Apple is attacking from the graphics side and Microsoft wants their PDF business, which is actually their most profitable business right now.
 

Longey Nowze

macrumors regular
Apr 18, 2001
222
0
well... this is good cuz it means FCP is a much much better app, but losing any app can never be a good thing IMHO more apps are better, look how many crappy apps wintel has!

thank you
MaT
 

Mr. Anderson

Moderator emeritus
Nov 1, 2001
22,568
6
VA
Re: Re: I know, but this still sucks big time

Originally posted by iGAV
That said, if Apple took Photoshop and then added features from Painter and combined them all in a super-art-design package, that fully supported PS files etc etc.... then judging by Apples recent software record, it might just work.... you never know... :D

They'd have to offer it at really low prices or make it an iApp first - upgrading to the pro version down the road.

You ship something that competes with Photoshop Elements for free and you'll get a lot of people interested....

As for Premiere - I used it a long time ago - FCP is so much nicer. It makes sense that Adobe stops development for the mac, but as long as they can make money that justifies further development on other apps, I don't see why any other Adobe products would ever follow suit.

D
 

MrMickS

macrumors newbie
Apr 30, 2003
23
0
Where the Shadows lie
Not really news. Premier on the Mac has been dying for years.

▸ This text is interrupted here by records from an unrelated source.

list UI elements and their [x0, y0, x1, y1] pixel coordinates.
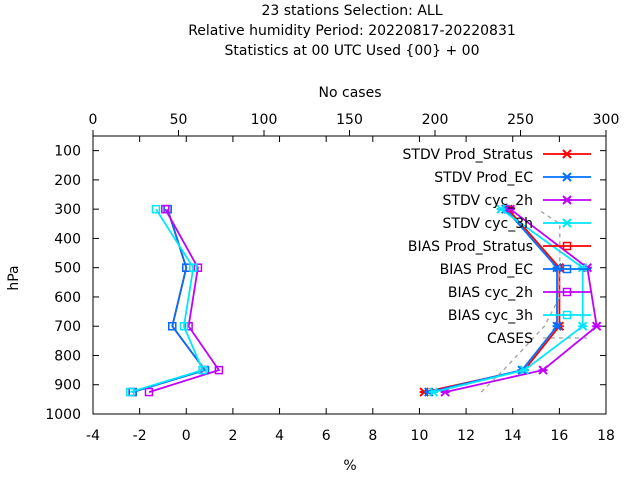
chart-title-line: Statistics at 00 UTC Used {00} + 00 [224, 43, 479, 59]
legend-marker-bias-cyc-2h [562, 287, 572, 297]
data-point-stdv-cyc-3h [428, 387, 439, 397]
legend-marker-stdv-prod-ec [562, 172, 572, 182]
legend-label: CASES [487, 331, 533, 347]
x-tick-label: 2 [228, 428, 237, 444]
legend-marker-bias-prod-stratus [562, 241, 572, 251]
data-point-bias-cyc-2h [214, 365, 224, 375]
legend-label: STDV Prod_Stratus [403, 147, 533, 163]
data-point-stdv-cyc-2h [591, 321, 602, 331]
data-point-bias-cyc-2h [193, 263, 203, 272]
series-line-bias-prod-stratus [132, 208, 207, 393]
y-tick-label: 300 [54, 202, 81, 218]
legend-marker-stdv-prod-stratus [562, 149, 572, 159]
legend-marker-bias-cyc-3h [562, 310, 572, 320]
x-tick-label: 14 [504, 428, 522, 444]
data-point-stdv-cyc-3h [577, 262, 588, 273]
x-tick-label: -4 [86, 428, 100, 444]
x2-tick-label: 200 [422, 112, 449, 128]
x2-tick-label: 100 [251, 112, 278, 128]
x2-tick-label: 150 [336, 112, 363, 128]
x-tick-label: -2 [133, 428, 147, 444]
x2-tick-label: 0 [89, 112, 98, 128]
y-tick-label: 500 [54, 261, 81, 277]
x-tick-label: 10 [411, 428, 429, 444]
y-tick-label: 700 [54, 319, 81, 335]
x2-tick-label: 250 [507, 112, 534, 128]
legend-label: BIAS Prod_EC [440, 262, 534, 278]
chart-title-line: Relative humidity Period: 20220817-20220… [188, 23, 516, 39]
data-point-bias-cyc-3h [198, 365, 207, 375]
x-tick-label: 16 [550, 428, 568, 444]
y-axis-label: hPa [6, 265, 22, 290]
series-line-bias-cyc-3h [130, 208, 204, 393]
y-tick-label: 100 [54, 144, 81, 160]
y-tick-label: 400 [54, 231, 81, 247]
data-point-bias-cyc-3h [189, 263, 198, 272]
data-point-stdv-cyc-3h [519, 365, 530, 375]
legend-label: BIAS cyc_2h [448, 285, 533, 301]
data-point-bias-cyc-3h [126, 387, 135, 397]
legend-label: BIAS cyc_3h [448, 308, 533, 324]
data-point-stdv-prod-ec [552, 321, 562, 331]
x2-tick-label: 300 [593, 112, 620, 128]
data-point-bias-cyc-3h [179, 321, 189, 331]
x-tick-label: 18 [597, 428, 615, 444]
legend-label: STDV cyc_3h [443, 216, 533, 232]
y-tick-label: 600 [54, 290, 81, 306]
series-line-cases [480, 208, 561, 393]
data-point-stdv-cyc-2h [538, 365, 548, 375]
data-point-stdv-cyc-2h [505, 204, 516, 214]
x-tick-label: 0 [182, 428, 191, 444]
data-point-bias-cyc-3h [151, 204, 161, 214]
data-point-bias-cyc-2h [161, 204, 170, 214]
y-tick-label: 900 [54, 378, 81, 394]
y-tick-label: 1000 [45, 407, 81, 423]
data-point-bias-cyc-2h [184, 321, 193, 331]
x2-axis-label: No cases [319, 85, 382, 101]
series-line-bias-cyc-2h [148, 208, 221, 393]
legend-label: STDV cyc_2h [443, 193, 533, 209]
x-tick-label: 8 [368, 428, 377, 444]
x-tick-label: 4 [275, 428, 284, 444]
legend-marker-bias-prod-ec [562, 264, 572, 274]
legend-label: STDV Prod_EC [434, 170, 533, 186]
data-point-stdv-cyc-3h [496, 204, 506, 214]
chart-title-line: 23 stations Selection: ALL [261, 3, 442, 19]
data-point-bias-cyc-2h [144, 387, 154, 397]
data-point-stdv-cyc-3h [577, 321, 588, 331]
y-tick-label: 200 [54, 173, 81, 189]
series-line-bias-prod-ec [132, 208, 207, 393]
x-tick-label: 12 [457, 428, 475, 444]
x-tick-label: 6 [322, 428, 331, 444]
data-point-bias-prod-ec [168, 321, 177, 331]
legend-marker-stdv-cyc-2h [562, 195, 572, 205]
legend-label: BIAS Prod_Stratus [408, 239, 533, 255]
x2-tick-label: 50 [170, 112, 188, 128]
x-axis-label: % [343, 458, 356, 474]
y-tick-label: 800 [54, 348, 81, 364]
legend-marker-stdv-cyc-3h [562, 218, 572, 228]
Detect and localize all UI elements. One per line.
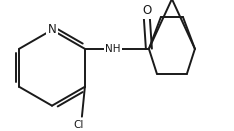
Text: N: N: [48, 23, 56, 36]
Text: O: O: [142, 4, 152, 17]
Text: Cl: Cl: [74, 120, 84, 130]
Text: NH: NH: [105, 44, 121, 54]
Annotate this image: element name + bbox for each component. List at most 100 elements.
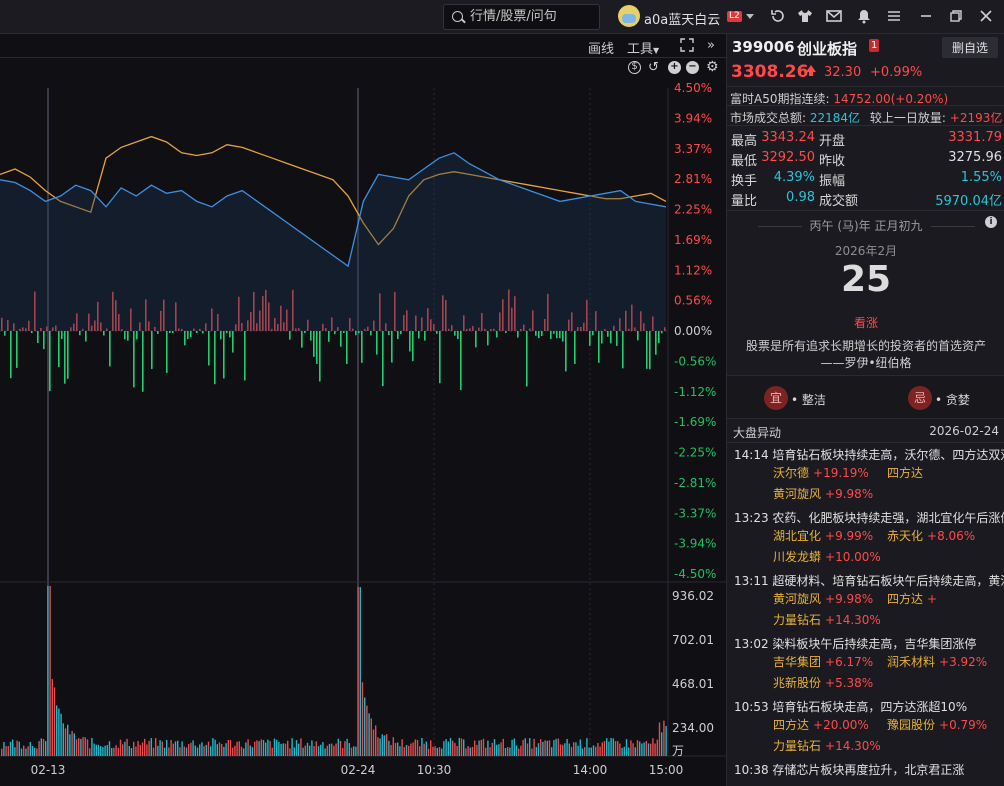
a50-row[interactable]: 富时A50期指连续: 14752.00(+0.20%) bbox=[727, 86, 1004, 106]
news-stock-tag[interactable]: 四方达 +20.00% bbox=[773, 715, 887, 736]
volume-bar bbox=[588, 747, 590, 756]
quote-line1: 股票是所有追求长期增长的投资者的首选资产 bbox=[745, 339, 986, 353]
news-stock-name: 赤天化 bbox=[887, 529, 924, 543]
zoom-out-icon[interactable]: − bbox=[686, 61, 699, 74]
remove-watchlist-button[interactable]: 删自选 bbox=[941, 37, 998, 58]
news-stock-tag[interactable]: 力量钻石 +14.30% bbox=[773, 736, 887, 757]
x-axis-tick-label: 10:30 bbox=[417, 763, 452, 777]
refresh-icon[interactable] bbox=[770, 8, 786, 24]
gear-icon[interactable]: ⚙ bbox=[706, 59, 719, 75]
news-stock-tag[interactable]: 力量钻石 +14.30% bbox=[773, 610, 887, 631]
news-stock-tag[interactable]: 湖北宜化 +9.99% bbox=[773, 526, 887, 547]
avatar[interactable] bbox=[618, 5, 640, 27]
news-stock-pct: +0.79% bbox=[939, 718, 988, 732]
volume-bar bbox=[361, 682, 364, 756]
change-bar bbox=[178, 328, 180, 331]
change-bar bbox=[220, 331, 222, 340]
quote-key: 最高 bbox=[731, 134, 758, 149]
change-bar bbox=[361, 331, 363, 363]
y-axis-tick-label: -1.12% bbox=[674, 385, 716, 399]
news-item[interactable]: 14:14 培育钻石板块持续走高，沃尔德、四方达双双 沃尔德 +19.19% 四方达黄… bbox=[727, 444, 1004, 507]
volume-bar bbox=[465, 748, 467, 756]
news-stock-name: 川发龙蟒 bbox=[773, 550, 822, 564]
restore-icon[interactable] bbox=[948, 8, 964, 24]
quote-line2: ——罗伊•纽伯格 bbox=[820, 356, 912, 370]
username[interactable]: a0a蓝天白云 bbox=[644, 13, 721, 28]
news-stock-tag[interactable]: 赤天化 +8.06% bbox=[887, 526, 1001, 547]
y-axis-tick-label: 1.69% bbox=[674, 233, 712, 247]
calendar-day: 25 bbox=[840, 259, 892, 300]
news-stock-tag[interactable]: 吉华集团 +6.17% bbox=[773, 652, 887, 673]
intraday-chart[interactable]: 4.50% 3.94% 3.37% 2.81% 2.25% 1.69% 1.12% 0.56%… bbox=[0, 34, 726, 786]
volume-bar bbox=[544, 740, 546, 756]
quote-row: 最高 3343.24 开盘 3331.79 bbox=[727, 128, 1004, 149]
search-input[interactable]: 行情/股票/问句 bbox=[443, 4, 600, 30]
stock-name: 创业板指 bbox=[797, 40, 858, 58]
news-stock-tag[interactable]: 黄河旋风 +9.98% bbox=[773, 589, 887, 610]
mail-icon[interactable] bbox=[826, 8, 842, 24]
news-stock-tag[interactable]: 沃尔德 +19.19% bbox=[773, 463, 887, 484]
volume-bar bbox=[47, 586, 49, 756]
news-stock-name: 四方达 bbox=[773, 718, 810, 732]
change-bar bbox=[445, 300, 447, 331]
change-bar bbox=[517, 331, 519, 338]
news-stock-tag[interactable]: 四方达 bbox=[887, 463, 1001, 484]
volume-bar bbox=[163, 747, 166, 756]
close-icon[interactable] bbox=[978, 8, 994, 24]
news-stock-pct: +20.00% bbox=[813, 718, 869, 732]
news-stock-name: 黄河旋风 bbox=[773, 592, 822, 606]
change-bar bbox=[211, 308, 213, 331]
change-bar bbox=[397, 331, 399, 340]
y-axis-tick-label: -2.81% bbox=[674, 476, 716, 490]
volume-bar bbox=[379, 738, 381, 756]
turnover-label: 市场成交总额: bbox=[730, 111, 807, 125]
news-item[interactable]: 10:38 存储芯片板块再度拉升，北京君正涨 bbox=[727, 759, 1004, 780]
volume-bar bbox=[410, 743, 412, 756]
zoom-in-icon[interactable]: + bbox=[668, 61, 681, 74]
undo-icon[interactable]: ↺ bbox=[648, 60, 659, 75]
news-stock-tag[interactable]: 豫园股份 +0.79% bbox=[887, 715, 1001, 736]
menu-icon[interactable] bbox=[886, 8, 902, 24]
expand-icon[interactable] bbox=[680, 38, 694, 56]
news-stock-pct: +6.17% bbox=[825, 655, 874, 669]
volume-bar bbox=[135, 746, 137, 756]
tools-menu[interactable]: 工具▼ bbox=[627, 42, 660, 57]
news-stock-tag[interactable]: 川发龙蟒 +10.00% bbox=[773, 547, 887, 568]
volume-bar bbox=[337, 738, 339, 756]
change-bar bbox=[574, 331, 576, 364]
volume-bar bbox=[641, 743, 643, 756]
volume-bar bbox=[663, 720, 665, 756]
ji-text: • 贪婪 bbox=[935, 393, 970, 407]
news-stock-tag[interactable]: 润禾材料 +3.92% bbox=[887, 652, 1001, 673]
price-line bbox=[0, 152, 667, 268]
settings-circle-icon[interactable]: $ bbox=[628, 61, 641, 74]
info-icon[interactable]: i bbox=[985, 216, 997, 228]
change-bar bbox=[628, 328, 630, 331]
volume-bar bbox=[364, 697, 366, 756]
quote-value: 3343.24 bbox=[761, 130, 815, 145]
tshirt-icon[interactable] bbox=[797, 8, 813, 24]
news-item[interactable]: 10:53 培育钻石板块走高，四方达涨超10% 四方达 +20.00% 豫园股份 +0.… bbox=[727, 696, 1004, 759]
volume-bar bbox=[606, 738, 608, 756]
quote-table: 最高 3343.24 开盘 3331.79 最低 3292.50 昨收 3275.96 换手 4.… bbox=[727, 128, 1004, 209]
quote-key: 量比 bbox=[731, 194, 758, 209]
bell-icon[interactable] bbox=[856, 8, 872, 24]
chevron-down-icon[interactable] bbox=[746, 14, 754, 23]
change-bar bbox=[442, 295, 444, 331]
news-item[interactable]: 13:23 农药、化肥板块持续走强，湖北宜化午后涨停 湖北宜化 +9.99% 赤天化 +… bbox=[727, 507, 1004, 570]
volume-bar bbox=[205, 744, 207, 756]
volume-bar bbox=[199, 744, 201, 756]
change-bar bbox=[487, 331, 489, 346]
volume-bar bbox=[500, 742, 502, 756]
news-stock-tag[interactable]: 四方达 + bbox=[887, 589, 1001, 610]
minimize-icon[interactable] bbox=[918, 8, 934, 24]
volume-bar bbox=[533, 738, 535, 756]
news-stock-tag[interactable]: 兆新股份 +5.38% bbox=[773, 673, 887, 694]
news-item[interactable]: 13:11 超硬材料、培育钻石板块午后持续走高，黄河 黄河旋风 +9.98% 四方达 +… bbox=[727, 570, 1004, 633]
double-chevron-right-icon[interactable]: » bbox=[707, 38, 715, 53]
draw-line-button[interactable]: 画线 bbox=[588, 42, 615, 57]
volume-bar bbox=[190, 742, 192, 756]
news-item[interactable]: 13:02 染料板块午后持续走高，吉华集团涨停 吉华集团 +6.17% 润禾材料 +3.… bbox=[727, 633, 1004, 696]
volume-bar bbox=[207, 741, 210, 756]
news-stock-tag[interactable]: 黄河旋风 +9.98% bbox=[773, 484, 887, 505]
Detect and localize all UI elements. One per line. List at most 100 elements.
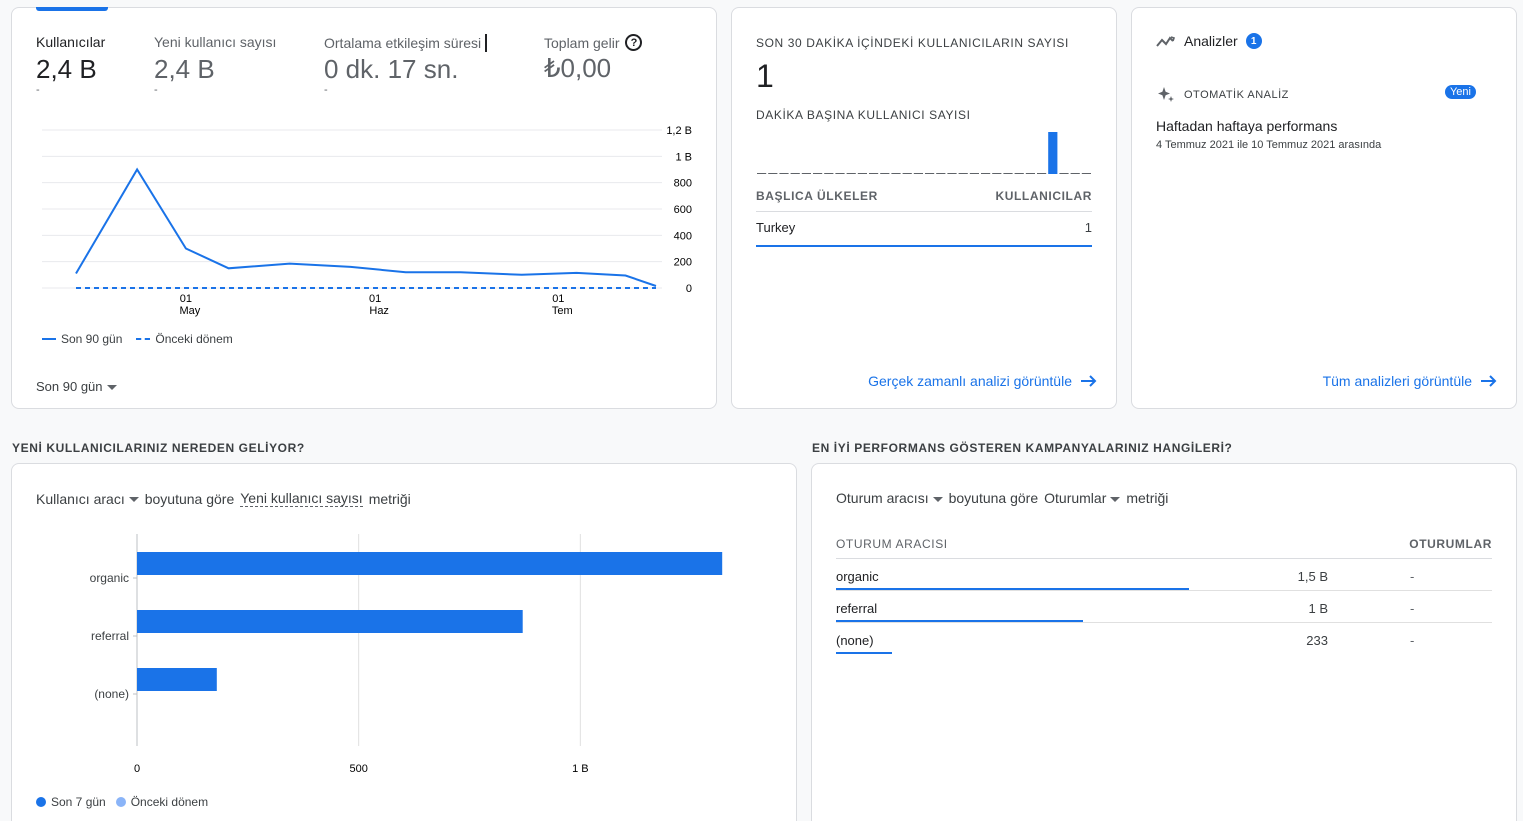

Adobe will continue to develop Photoshop, InDesign etc whilst it is profitable for them to do so. If someone comes along with a better product than Photoshop should we care about Adobe?
 

hvfsl

macrumors 68000
Jul 9, 2001
1,867
185
London, UK
There already is a better product than PhotoShop, Corels Painter. Most of the PC mags are saying it is better as well. It is just PhotoShop is now a standard like M$ Office and will take a long time for someone to beat it. Premier was not really a standard and it had a lot of competion on the Macs and PCs.
 

748s

macrumors 6502a
Dec 14, 2001
692
31
Tiger Bay
Avid is releasing a free dv edit system this year. it will take a chunk out of the PC premiere market. premiere could be killed off in a year or two. premiere was an example of too little too late.